The Competition Commission has said the biggest supermarkets may be forced to sell their land holdings in its eagerly anticipated provisional findings of its grocery inquiry.

The Competition Commission has said the biggest supermarkets may be forced to sell their landbanks in its eagerly anticipated provisional findings of its grocery inquiry.

Competition Commission chairman Peter Freeman said: “We are concerned that retailers could be using existing land holdings and restrictive covenants to frustrate potential competition.” Restrictive covenants concern land or stores that are sold on the condition that they are not used by rivals.

In the possible remedies section of the 270-page report, the commmission said: “Grocery retailers may have to divest land holdings in areas where concentration is weak.” It also expressed concern about the ability of grocery retailers to transfer excessive risk and costs to suppliers through purchasing practices, such as retrospective charges to supplier agreements.

Freeman hinted at reforming the Supermarkets Code of Practice, when he said: “While the Code of Practice does have some effect, it does not entirely prevent the potential harm.”

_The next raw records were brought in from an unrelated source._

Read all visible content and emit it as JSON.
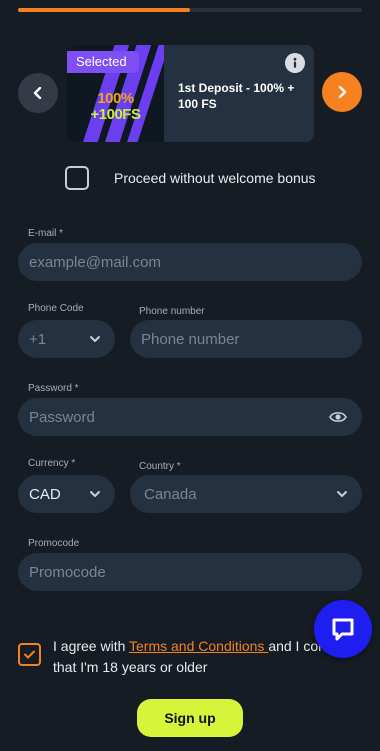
{
  "progress": {
    "fraction": 0.5
  },
  "bonus": {
    "badge": "Selected",
    "image_line1": "100%",
    "image_line2": "+100FS",
    "title": "1st Deposit - 100% + 100 FS"
  },
  "no_bonus": {
    "label": "Proceed without welcome bonus",
    "checked": false
  },
  "form": {
    "email": {
      "label": "E-mail *",
      "placeholder": "example@mail.com"
    },
    "phone_code": {
      "label": "Phone Code",
      "placeholder": "+1"
    },
    "phone_number": {
      "label": "Phone number",
      "placeholder": "Phone number"
    },
    "password": {
      "label": "Password *",
      "placeholder": "Password"
    },
    "currency": {
      "label": "Currency *",
      "value": "CAD"
    },
    "country": {
      "label": "Country *",
      "value": "Canada"
    },
    "promocode": {
      "label": "Promocode",
      "placeholder": "Promocode"
    }
  },
  "terms": {
    "prefix": "I agree with ",
    "link": "Terms and Conditions ",
    "suffix": "and I confirm",
    "line2": "that I'm 18 years or older",
    "checked": true
  },
  "signup": {
    "label": "Sign up"
  },
  "colors": {
    "accent": "#f5821f",
    "primary_button": "#d6f43a",
    "chat": "#1e1ef0",
    "badge": "#7d4ff5"
  },
  "icons": {
    "prev": "chevron-left-icon",
    "next": "chevron-right-icon",
    "info": "info-icon",
    "eye": "eye-icon",
    "chat": "chat-icon",
    "check": "check-icon"
  }
}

The commission also raised the prospect of introducing a competition test that would aim to stimulate a broader representation of retailers in areas where one or more retailers has a dominant presence. “In a number of local areas, more competition would benefit consumers both locally and more generally,” said Freeman.

However, the early report dismissed the suggestion that big supermarkets target small retailers and convenience stores unfairly. Freeman said that “on most counts”, the grocery market serves consumers well in terms of value, choice, innovation and convenience.